Сложность задачи только взбодрила героическую панну. В считанные недели Штакельберг омолодился, надел польский костюм и не отставал от своей любовницы, вовсе забросив караульную службу. За ним разленились офицеры и солдаты. Говорили, что полковник не только отменил рунды и дозоры, но даже снял в ключевых местах часовых, которые «мешали его панне почивать». Зная польских женщин, могу сказать, что старого служаку трудно винить. Его даже Суворов простил.
«Ксендзы и бабы голову ему весьма повредили, — деликатно заметил на эту смущающую тему Александр Васильевич. — …Опасаясь, чтоб ксендзов и баб никогда не тревожить, разрядил он ружья, да и по просьбам их снимал часовых, а того часового действительно свел, которой был у скважины, где французы вошли». Уважение к религии, почтение к дамскому полу, — похоже, генерал-майор сразу после разговора с Штакельбергом начал понемногу оправдывать его перед начальством.
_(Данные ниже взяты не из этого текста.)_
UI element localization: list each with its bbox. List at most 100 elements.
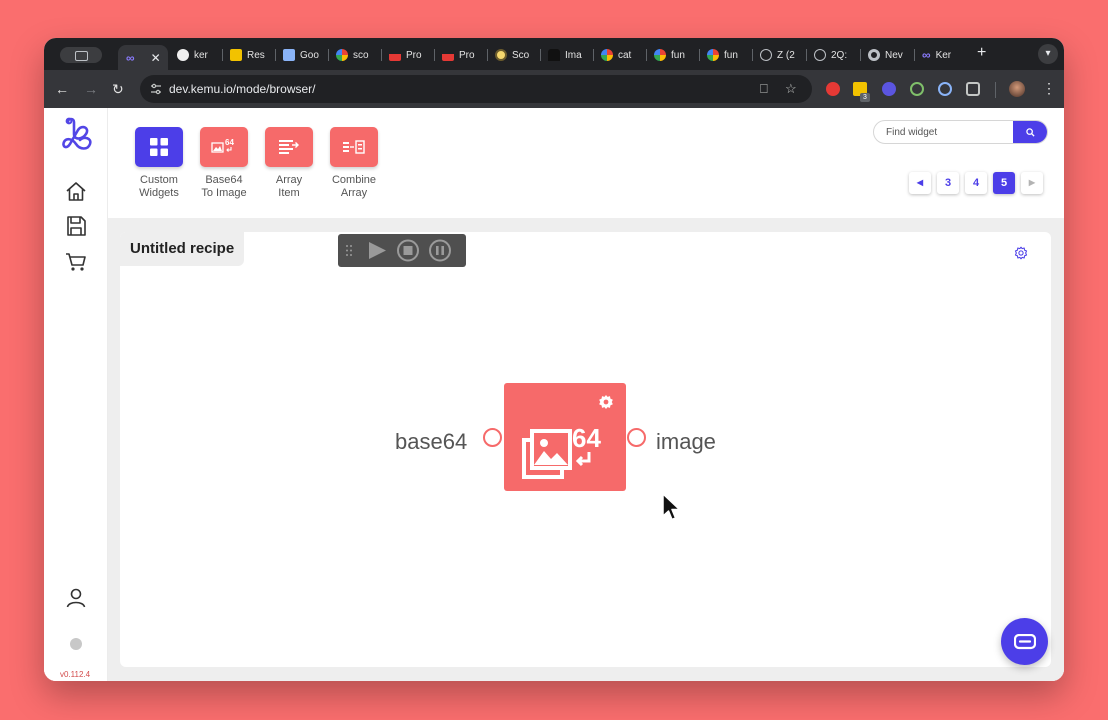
tab-sco-2[interactable]: Sco xyxy=(495,45,533,65)
grid-icon xyxy=(135,127,183,167)
tab-label: Ima xyxy=(565,49,582,61)
widget-custom-widgets[interactable]: Custom Widgets xyxy=(129,127,189,200)
google-icon xyxy=(601,49,613,61)
tab-label: Pro xyxy=(406,49,422,61)
run-controls xyxy=(338,234,466,267)
kemu-icon: ∞ xyxy=(922,48,931,62)
tab-z[interactable]: Z (2 xyxy=(760,45,800,65)
page-3-button[interactable]: 3 xyxy=(937,172,959,194)
search-input[interactable] xyxy=(874,121,1015,143)
google-icon xyxy=(654,49,666,61)
search-button[interactable] xyxy=(1013,121,1047,143)
address-bar[interactable]: dev.kemu.io/mode/browser/ ⎕ ☆ xyxy=(140,75,812,103)
widget-combine-array[interactable]: Combine Array xyxy=(324,127,384,200)
chat-support-button[interactable] xyxy=(1001,618,1048,665)
tab-label: sco xyxy=(353,49,369,61)
browser-toolbar: ← → ↻ dev.kemu.io/mode/browser/ ⎕ ☆ 3 ⋮ xyxy=(44,70,1064,108)
canvas-settings-gear-icon[interactable] xyxy=(1014,246,1028,260)
user-icon[interactable] xyxy=(64,586,88,610)
app-icon xyxy=(442,49,454,61)
widget-array-item[interactable]: Array Item xyxy=(259,127,319,200)
tab-res[interactable]: Res xyxy=(230,45,268,65)
node-badge: 64 xyxy=(572,423,601,453)
extension-gear-icon[interactable] xyxy=(882,82,896,96)
tab-label: fun xyxy=(724,49,738,61)
page-5-button[interactable]: 5 xyxy=(993,172,1015,194)
tab-label: 2Q: xyxy=(831,49,848,61)
browser-menu-icon[interactable]: ⋮ xyxy=(1042,80,1056,97)
tab-label: ker xyxy=(194,49,208,61)
extension-atom-icon[interactable] xyxy=(938,82,952,96)
tab-ima[interactable]: Ima xyxy=(548,45,586,65)
chat-icon xyxy=(1013,633,1036,649)
github-icon xyxy=(177,49,189,61)
tab-label: Ker xyxy=(935,49,952,61)
tab-label: Nev xyxy=(885,49,903,61)
widget-base64-to-image[interactable]: 64 Base64 To Image xyxy=(194,127,254,200)
new-tab-button[interactable]: + xyxy=(977,44,986,62)
tab-github[interactable]: ker xyxy=(177,45,215,65)
tab-kemu[interactable]: ∞ Ker xyxy=(922,45,962,65)
widget-label: Array Item xyxy=(275,174,303,199)
tab-pro-2[interactable]: Pro xyxy=(442,45,480,65)
output-port[interactable] xyxy=(627,428,646,447)
extension-target-icon[interactable] xyxy=(910,82,924,96)
widget-label: Custom Widgets xyxy=(139,174,179,199)
tab-label: cat xyxy=(618,49,632,61)
close-icon[interactable]: ✕ xyxy=(151,51,161,65)
pause-icon[interactable] xyxy=(429,239,451,262)
tab-fun-2[interactable]: fun xyxy=(707,45,745,65)
input-port[interactable] xyxy=(483,428,502,447)
reload-button[interactable]: ↻ xyxy=(112,81,124,97)
tab-pro-1[interactable]: Pro xyxy=(389,45,427,65)
tab-2q[interactable]: 2Q: xyxy=(814,45,854,65)
stop-icon[interactable] xyxy=(397,239,419,262)
tab-label: Sco xyxy=(512,49,530,61)
tab-goo[interactable]: Goo xyxy=(283,45,321,65)
tab-cat[interactable]: cat xyxy=(601,45,639,65)
tab-list-button[interactable]: ▾ xyxy=(1038,44,1058,64)
svg-text:64: 64 xyxy=(225,138,234,147)
chrome-icon xyxy=(868,49,880,61)
install-app-icon[interactable]: ⎕ xyxy=(760,81,768,97)
tab-label: Pro xyxy=(459,49,475,61)
page-next-button[interactable]: ▶ xyxy=(1021,172,1043,194)
extensions-puzzle-icon[interactable] xyxy=(966,82,980,96)
find-widget-search xyxy=(873,120,1048,144)
tab-label: fun xyxy=(671,49,685,61)
array-item-icon xyxy=(265,127,313,167)
back-button[interactable]: ← xyxy=(55,81,69,97)
node-settings-gear-icon[interactable] xyxy=(598,394,614,410)
recipe-title[interactable]: Untitled recipe xyxy=(120,232,245,266)
tab-sco[interactable]: sco xyxy=(336,45,374,65)
play-icon[interactable] xyxy=(369,242,386,259)
cart-icon[interactable] xyxy=(64,250,88,274)
tab-kemu-active[interactable]: ∞ ✕ xyxy=(118,45,168,70)
base64-image-icon: 64 xyxy=(200,127,248,167)
mouse-cursor-icon xyxy=(662,493,681,521)
output-port-label: image xyxy=(656,429,716,454)
tab-search-button[interactable] xyxy=(60,47,102,63)
globe-icon xyxy=(760,49,772,61)
page-4-button[interactable]: 4 xyxy=(965,172,987,194)
widget-label: Combine Array xyxy=(331,174,377,199)
page-prev-button[interactable]: ◀ xyxy=(909,172,931,194)
extension-badge: 3 xyxy=(860,93,870,102)
widget-label: Base64 To Image xyxy=(201,174,247,199)
search-icon xyxy=(1025,127,1035,137)
site-info-icon[interactable] xyxy=(150,83,162,95)
tab-new[interactable]: Nev xyxy=(868,45,908,65)
save-icon[interactable] xyxy=(64,214,88,238)
extension-red-icon[interactable] xyxy=(826,82,840,96)
drag-handle-icon[interactable] xyxy=(346,245,352,256)
bookmark-star-icon[interactable]: ☆ xyxy=(785,81,797,97)
home-icon[interactable] xyxy=(64,180,88,204)
kemu-logo-icon[interactable] xyxy=(58,116,94,158)
base64-to-image-node[interactable]: 64 xyxy=(504,383,626,491)
tab-label: Res xyxy=(247,49,265,61)
google-icon xyxy=(707,49,719,61)
version-label: v0.112.4 xyxy=(60,670,91,679)
tab-fun-1[interactable]: fun xyxy=(654,45,692,65)
forward-button[interactable]: → xyxy=(84,81,98,97)
profile-avatar[interactable] xyxy=(1009,81,1025,97)
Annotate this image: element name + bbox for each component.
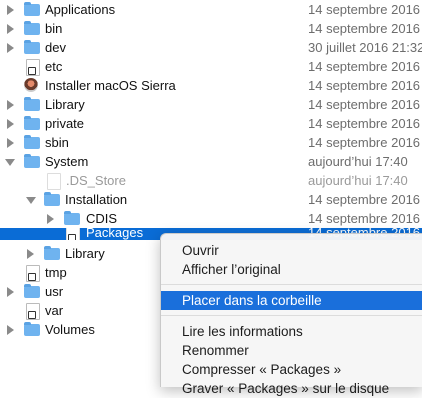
file-name: .DS_Store <box>66 173 126 188</box>
disclosure-arrow-open-icon[interactable] <box>26 197 36 204</box>
disclosure-arrow-icon[interactable] <box>7 119 14 129</box>
folder-icon <box>24 21 40 35</box>
disclosure-arrow-icon[interactable] <box>7 100 14 110</box>
alias-file-icon <box>26 59 40 76</box>
modified-date: 14 septembre 2016 0 <box>308 97 422 112</box>
file-name: var <box>45 303 64 318</box>
menu-item-get-info[interactable]: Lire les informations <box>161 322 422 341</box>
list-row-system[interactable]: System aujourd’hui 17:40 <box>0 152 422 171</box>
folder-icon <box>24 135 40 149</box>
menu-separator <box>161 315 422 316</box>
file-name: tmp <box>45 265 67 280</box>
modified-date: 14 septembre 2016 0 <box>308 2 422 17</box>
file-name: usr <box>45 284 64 299</box>
alias-arrow-icon <box>68 234 76 240</box>
disclosure-arrow-open-icon[interactable] <box>5 159 15 166</box>
file-name: dev <box>45 40 66 55</box>
folder-icon <box>24 154 40 168</box>
modified-date: aujourd’hui 17:40 <box>308 173 408 188</box>
folder-icon <box>64 211 80 225</box>
list-row-private[interactable]: private 14 septembre 2016 0 <box>0 114 422 133</box>
folder-icon <box>24 322 40 336</box>
disclosure-arrow-icon[interactable] <box>27 249 34 259</box>
file-name: CDIS <box>86 211 118 226</box>
alias-arrow-icon <box>28 67 36 75</box>
alias-arrow-icon <box>28 311 36 319</box>
file-name: Applications <box>45 2 116 17</box>
document-icon <box>47 173 61 190</box>
file-name: Installer macOS Sierra <box>45 78 176 93</box>
disclosure-arrow-icon[interactable] <box>7 138 14 148</box>
file-name: Installation <box>65 192 128 207</box>
list-row-ds-store[interactable]: .DS_Store aujourd’hui 17:40 <box>0 171 422 190</box>
file-name: bin <box>45 21 63 36</box>
list-row-dev[interactable]: dev 30 juillet 2016 21:32 <box>0 38 422 57</box>
modified-date: 14 septembre 2016 0 <box>308 78 422 93</box>
file-name: Volumes <box>45 322 95 337</box>
file-name: System <box>45 154 89 169</box>
disclosure-arrow-icon[interactable] <box>7 287 14 297</box>
file-name: sbin <box>45 135 69 150</box>
modified-date: 14 septembre 2016 0 <box>308 116 422 131</box>
modified-date: 14 septembre 2016 0 <box>308 21 422 36</box>
menu-item-burn[interactable]: Graver « Packages » sur le disque <box>161 379 422 398</box>
list-row-bin[interactable]: bin 14 septembre 2016 0 <box>0 19 422 38</box>
menu-item-show-original[interactable]: Afficher l’original <box>161 260 422 279</box>
folder-icon <box>24 116 40 130</box>
alias-file-icon <box>66 228 80 240</box>
modified-date: 30 juillet 2016 21:32 <box>308 40 422 55</box>
list-row-installation[interactable]: Installation 14 septembre 2016 0 <box>0 190 422 209</box>
alias-file-icon <box>26 265 40 282</box>
folder-icon <box>24 40 40 54</box>
modified-date: 14 septembre 2016 0 <box>308 192 422 207</box>
disclosure-arrow-icon[interactable] <box>7 325 14 335</box>
menu-item-open[interactable]: Ouvrir <box>161 241 422 260</box>
modified-date: 14 septembre 2016 0 <box>308 135 422 150</box>
list-row-etc[interactable]: etc 14 septembre 2016 0 <box>0 57 422 76</box>
file-name: private <box>45 116 85 131</box>
file-name: Library <box>45 97 85 112</box>
file-name: Packages <box>86 228 144 240</box>
list-row-applications[interactable]: Applications 14 septembre 2016 0 <box>0 0 422 19</box>
list-row-installer[interactable]: Installer macOS Sierra 14 septembre 2016… <box>0 76 422 95</box>
modified-date: aujourd’hui 17:40 <box>308 154 408 169</box>
disclosure-arrow-icon[interactable] <box>7 24 14 34</box>
menu-item-compress[interactable]: Compresser « Packages » <box>161 360 422 379</box>
menu-separator <box>161 284 422 285</box>
folder-icon <box>44 246 60 260</box>
menu-item-move-to-trash[interactable]: Placer dans la corbeille <box>161 291 422 310</box>
menu-item-rename[interactable]: Renommer <box>161 341 422 360</box>
file-name: Library <box>65 246 105 261</box>
folder-icon <box>24 2 40 16</box>
list-row-cdis[interactable]: CDIS 14 septembre 2016 0 <box>0 209 422 228</box>
context-menu: Ouvrir Afficher l’original Placer dans l… <box>160 233 422 396</box>
installer-app-icon <box>24 78 38 92</box>
file-name: etc <box>45 59 63 74</box>
folder-icon <box>24 284 40 298</box>
modified-date: 14 septembre 2016 0 <box>308 211 422 226</box>
folder-icon <box>24 97 40 111</box>
folder-icon <box>44 192 60 206</box>
alias-file-icon <box>26 303 40 320</box>
disclosure-arrow-icon[interactable] <box>47 214 54 224</box>
alias-arrow-icon <box>28 273 36 281</box>
modified-date: 14 septembre 2016 0 <box>308 59 422 74</box>
list-row-library[interactable]: Library 14 septembre 2016 0 <box>0 95 422 114</box>
list-row-sbin[interactable]: sbin 14 septembre 2016 0 <box>0 133 422 152</box>
disclosure-arrow-icon[interactable] <box>7 43 14 53</box>
disclosure-arrow-icon[interactable] <box>7 5 14 15</box>
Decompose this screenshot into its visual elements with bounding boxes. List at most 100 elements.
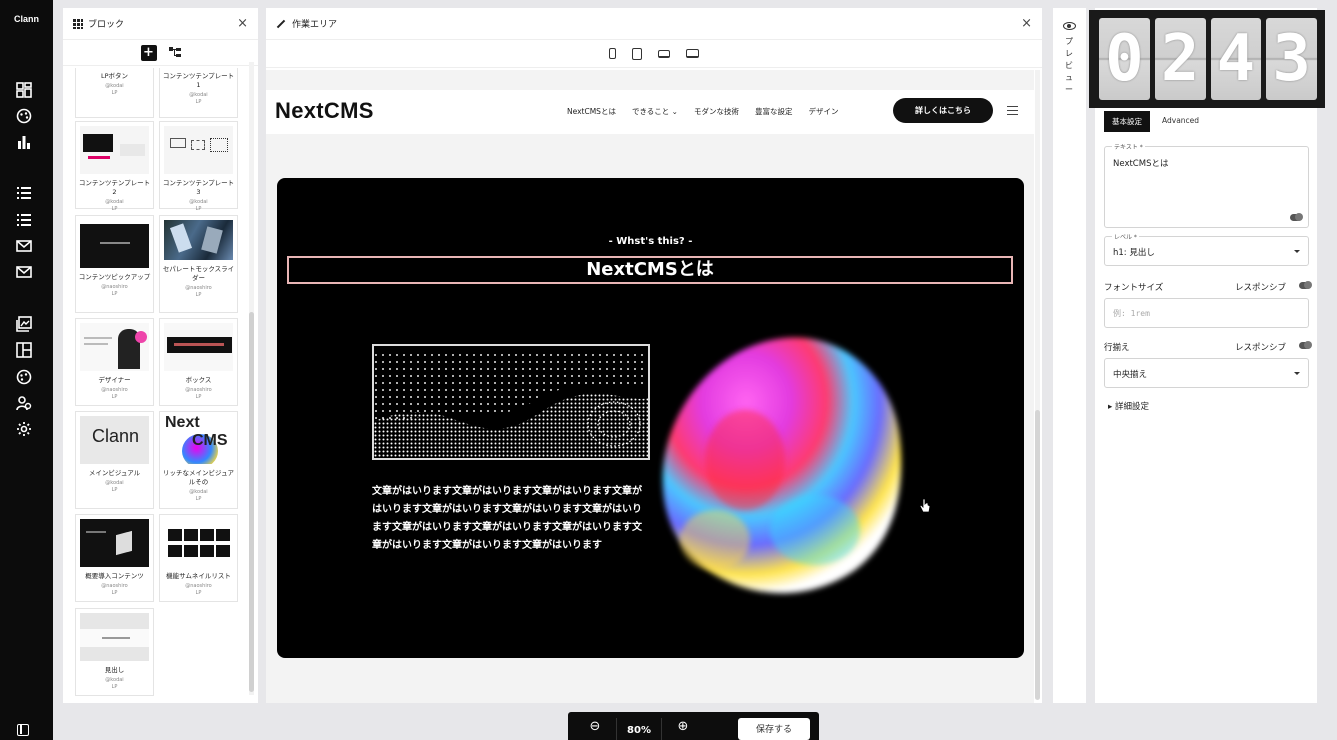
block-card[interactable]: コンテンツテンプレート2 @kodai LP — [75, 121, 154, 212]
align-responsive-toggle[interactable] — [1299, 341, 1312, 349]
layout-icon[interactable] — [16, 342, 32, 358]
work-area-panel: 作業エリア × NextCMS NextCMSとは できること ⌄ モダンな技術… — [266, 8, 1042, 703]
app-logo[interactable]: Clann — [0, 14, 53, 24]
tree-icon[interactable] — [168, 46, 181, 59]
level-select-label: レベル * — [1112, 232, 1139, 241]
settings-panel: 基本設定 Advanced テキスト * NextCMSとは レベル * h1:… — [1095, 8, 1317, 703]
flip-clock: 0 2 4 3 — [1089, 10, 1325, 108]
tab-advanced[interactable]: Advanced — [1150, 111, 1211, 132]
nav-item[interactable]: デザイン — [808, 106, 838, 117]
gear-icon[interactable] — [16, 421, 32, 437]
nav-item[interactable]: NextCMSとは — [567, 106, 616, 117]
mail-icon[interactable] — [16, 264, 32, 280]
block-thumbnail — [80, 126, 149, 174]
font-size-responsive-toggle[interactable] — [1299, 281, 1312, 289]
palette-icon[interactable] — [16, 108, 32, 124]
tab-basic-settings[interactable]: 基本設定 — [1104, 111, 1150, 132]
block-card[interactable]: コンテンツテンプレート1 @kodai LP — [159, 68, 238, 118]
align-select[interactable]: 中央揃え — [1104, 358, 1309, 388]
block-card[interactable]: Clann メインビジュアル @kodai LP — [75, 411, 154, 509]
block-card[interactable]: ボックス @naoshiro LP — [159, 318, 238, 406]
block-card[interactable]: コンテンツピックアップ @naoshiro LP — [75, 215, 154, 313]
blocks-panel-title: ブロック — [88, 20, 125, 30]
nav-item[interactable]: 豊富な設定 — [755, 106, 793, 117]
close-icon[interactable]: × — [237, 16, 248, 31]
preview-toggle[interactable]: プレビュー — [1053, 8, 1086, 703]
block-card[interactable]: LPボタン @kodai LP — [75, 68, 154, 118]
block-card-tag: LP — [195, 590, 202, 596]
hero-section[interactable]: - Whst's this? - NextCMSとは 文章がはいります文章がはい… — [277, 178, 1024, 658]
blocks-scrollbar[interactable] — [249, 62, 254, 695]
level-select[interactable]: レベル * h1: 見出し — [1104, 232, 1309, 266]
settings-tabs: 基本設定 Advanced — [1104, 111, 1211, 132]
mail-icon[interactable] — [16, 238, 32, 254]
advanced-settings-toggle[interactable]: ▸ 詳細設定 — [1108, 400, 1149, 412]
pencil-icon — [276, 19, 286, 28]
site-logo[interactable]: NextCMS — [275, 98, 374, 124]
block-card-tag: LP — [195, 394, 202, 400]
sidebar-toggle-icon[interactable] — [17, 724, 29, 736]
list-icon[interactable] — [16, 212, 32, 228]
dashboard-icon[interactable] — [16, 82, 32, 98]
block-card-name: メインビジュアル — [88, 469, 141, 477]
block-card-name: 見出し — [104, 666, 125, 674]
block-card-tag: LP — [111, 487, 118, 493]
font-size-input[interactable]: 例: 1rem — [1104, 298, 1309, 328]
block-thumbnail — [80, 224, 149, 268]
cursor-icon — [919, 498, 931, 514]
gradient-blob-image[interactable] — [655, 330, 925, 602]
text-field[interactable]: テキスト * NextCMSとは — [1104, 142, 1309, 228]
palette-icon[interactable] — [16, 369, 32, 385]
block-card[interactable]: 見出し @kodai LP — [75, 608, 154, 696]
block-card[interactable]: 概要導入コンテンツ @naoshiro LP — [75, 514, 154, 602]
hero-body-text[interactable]: 文章がはいります文章がはいります文章がはいります文章がはいります文章がはいります… — [372, 483, 650, 555]
close-icon[interactable]: × — [1021, 16, 1032, 31]
block-thumbnail — [164, 323, 233, 371]
selected-heading[interactable]: NextCMSとは — [287, 256, 1013, 284]
hamburger-menu-icon[interactable] — [1007, 106, 1018, 115]
zoom-out-icon[interactable]: ⊖ — [580, 717, 610, 740]
block-card-tag: LP — [195, 206, 202, 212]
nav-item[interactable]: モダンな技術 — [694, 106, 739, 117]
preview-label: プレビュー — [1065, 37, 1073, 94]
block-card[interactable]: 機能サムネイルリスト @naoshiro LP — [159, 514, 238, 602]
desktop-icon[interactable] — [686, 49, 699, 58]
canvas-scrollbar[interactable] — [1035, 70, 1040, 700]
clock-digit: 2 — [1154, 18, 1206, 100]
block-card-author: @kodai — [189, 92, 208, 98]
block-card-tag: LP — [111, 291, 118, 297]
eye-icon[interactable] — [1063, 22, 1076, 30]
hero-eyebrow[interactable]: - Whst's this? - — [277, 236, 1024, 247]
add-block-button[interactable]: + — [140, 44, 157, 61]
dot-wave-image[interactable] — [372, 344, 650, 460]
block-card[interactable]: コンテンツテンプレート3 @kodai LP — [159, 121, 238, 212]
cta-button[interactable]: 詳しくはこちら — [893, 98, 993, 123]
tablet-icon[interactable] — [632, 47, 642, 60]
align-responsive-label: レスポンシブ — [1235, 343, 1287, 353]
block-card-tag: LP — [195, 292, 202, 298]
block-thumbnail — [80, 323, 149, 371]
list-icon[interactable] — [0, 179, 53, 205]
block-card-tag: LP — [111, 684, 118, 690]
resize-handle-icon[interactable] — [1290, 213, 1303, 221]
site-nav: NextCMSとは できること ⌄ モダンな技術 豊富な設定 デザイン — [567, 106, 838, 117]
block-card-name: 概要導入コンテンツ — [85, 572, 144, 580]
block-card[interactable]: デザイナー @naoshiro LP — [75, 318, 154, 406]
users-icon[interactable] — [16, 395, 32, 411]
block-card-author: @kodai — [105, 83, 124, 89]
zoom-in-icon[interactable]: ⊕ — [668, 717, 698, 740]
laptop-icon[interactable] — [658, 49, 670, 58]
preview-canvas[interactable]: NextCMS NextCMSとは できること ⌄ モダンな技術 豊富な設定 デ… — [266, 70, 1034, 703]
blocks-toolbar: + — [63, 40, 258, 66]
block-card-name: コンテンツテンプレート3 — [162, 179, 235, 196]
save-button[interactable]: 保存する — [738, 718, 810, 740]
mobile-icon[interactable] — [609, 48, 616, 59]
block-card-tag: LP — [111, 90, 118, 96]
site-header[interactable]: NextCMS NextCMSとは できること ⌄ モダンな技術 豊富な設定 デ… — [266, 90, 1034, 134]
block-card[interactable]: Next CMS リッチなメインビジュアルその @kodai LP — [159, 411, 238, 509]
nav-item[interactable]: できること ⌄ — [632, 106, 678, 117]
block-card[interactable]: セパレートモックスライダー @naoshiro LP — [159, 215, 238, 313]
block-card-tag: LP — [111, 206, 118, 212]
gallery-icon[interactable] — [16, 316, 32, 332]
chart-icon[interactable] — [16, 134, 32, 150]
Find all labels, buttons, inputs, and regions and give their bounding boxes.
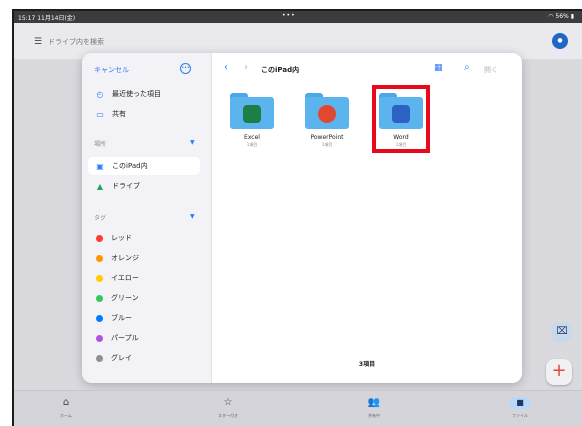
tag-label: パープル bbox=[111, 334, 139, 342]
tag-dot-icon bbox=[96, 354, 103, 362]
tag-label: ブルー bbox=[111, 314, 132, 322]
clock-icon: ◴ bbox=[96, 89, 104, 99]
status-time: 15:17 11月14日(金) bbox=[18, 15, 76, 22]
back-chevron-icon[interactable]: ‹ bbox=[224, 62, 228, 73]
search-icon[interactable]: ⌕ bbox=[464, 62, 470, 73]
folder-item-count: 1項目 bbox=[246, 142, 258, 147]
sidebar-item-label: 共有 bbox=[112, 110, 126, 118]
folder-icon bbox=[230, 93, 274, 129]
menu-icon[interactable]: ☰ bbox=[34, 37, 42, 47]
tags-header: タグ bbox=[94, 215, 107, 222]
drive-search-field[interactable]: ドライブ内を検索 bbox=[48, 37, 104, 47]
more-options-icon[interactable]: ••• bbox=[180, 63, 191, 74]
sidebar-item-shared[interactable]: ▭ 共有 bbox=[94, 107, 126, 121]
chevron-down-icon[interactable]: ▼ bbox=[190, 213, 195, 220]
tag-purple[interactable]: パープル bbox=[94, 331, 139, 345]
nav-home[interactable]: ⌂ ホーム bbox=[36, 397, 96, 419]
nav-label: スター付き bbox=[218, 413, 238, 418]
open-button[interactable]: 開く bbox=[484, 65, 498, 75]
tag-label: レッド bbox=[111, 234, 132, 242]
tag-label: グリーン bbox=[111, 294, 139, 302]
tag-dot-icon bbox=[96, 274, 103, 282]
powerpoint-badge-icon bbox=[318, 105, 336, 123]
home-icon: ⌂ bbox=[62, 397, 70, 408]
tag-yellow[interactable]: イエロー bbox=[94, 271, 139, 285]
tag-orange[interactable]: オレンジ bbox=[94, 251, 139, 265]
sidebar-item-label: 最近使った項目 bbox=[112, 90, 161, 98]
account-avatar[interactable]: ● bbox=[552, 33, 568, 49]
tag-dot-icon bbox=[96, 294, 103, 302]
battery-status: ◠ 56% ▮ bbox=[548, 13, 574, 20]
location-title: このiPad内 bbox=[261, 66, 300, 74]
tag-dot-icon bbox=[96, 314, 103, 322]
sidebar-item-label: ドライブ bbox=[112, 182, 140, 190]
nav-shared[interactable]: 👥 共有中 bbox=[344, 397, 404, 419]
folder-icon bbox=[305, 93, 349, 129]
tag-dot-icon bbox=[96, 254, 103, 262]
bottom-navigation: ⌂ ホーム ☆ スター付き 👥 共有中 ■ ファイル bbox=[14, 390, 582, 426]
shared-folder-icon: ▭ bbox=[96, 109, 104, 119]
folder-powerpoint[interactable]: PowerPoint 1項目 bbox=[297, 93, 357, 148]
picker-sidebar: キャンセル ••• ◴ 最近使った項目 ▭ 共有 場所 ▼ ▣ このiPad内 … bbox=[82, 53, 212, 383]
locations-header: 場所 bbox=[94, 141, 107, 148]
tag-red[interactable]: レッド bbox=[94, 231, 132, 245]
forward-chevron-icon[interactable]: › bbox=[244, 62, 248, 73]
folder-excel[interactable]: Excel 1項目 bbox=[222, 93, 282, 148]
add-new-button[interactable]: + bbox=[546, 359, 572, 385]
nav-starred[interactable]: ☆ スター付き bbox=[198, 397, 258, 419]
nav-files-glyph: ■ bbox=[509, 397, 531, 409]
tag-blue[interactable]: ブルー bbox=[94, 311, 132, 325]
red-highlight-annotation bbox=[372, 85, 430, 153]
tag-green[interactable]: グリーン bbox=[94, 291, 139, 305]
grid-view-icon[interactable]: ▦ bbox=[434, 63, 443, 73]
tag-label: オレンジ bbox=[111, 254, 139, 262]
google-drive-icon: ▲ bbox=[96, 181, 104, 191]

Непонятно только, при таком успехе польского заговора зачем французам понадобился канализационный сток. «К ним все ходили, кто хотел, — пишет Суворов Бибикову, — а от утрени, когда каноники ходят в замок, с двух часов по полуночи и ворота замковые отворяемы были» (П 22). Просто галлам не романтичным казалось в них войти…
Вокруг Кракова все было спокойно. Промыслы в Величке надежно охранялись. Получив от Бибикова карт-бланш, Суворов быстро выстроил надежную систему обороны по образцу Люблинской и в Краковском, и в соседнем Сандомирском воеводствах. В охране порядка отлично проявляли себя пять королевских кавалерийских полков генерал-поручика графа Франциска Ксаверия Броницкого. Конфедераты опухли от голода и притихли.
Французы старались не нарушать этой идиллии. Лишь в ночь с 21 на 22 января 1772 г. отряд из 600 бойцов под командой Шуази тихо прокрался в Тынец. Оттуда на лодках, отталкиваясь шестами, чтобы не плескать веслами, они достигли Кракова и, накинув, чтобы сливаться со снегом, белые одежды кзендзов, подкрались к стенам замка. Два отряда из трех нашли нужные отверстия и проникли в крепость.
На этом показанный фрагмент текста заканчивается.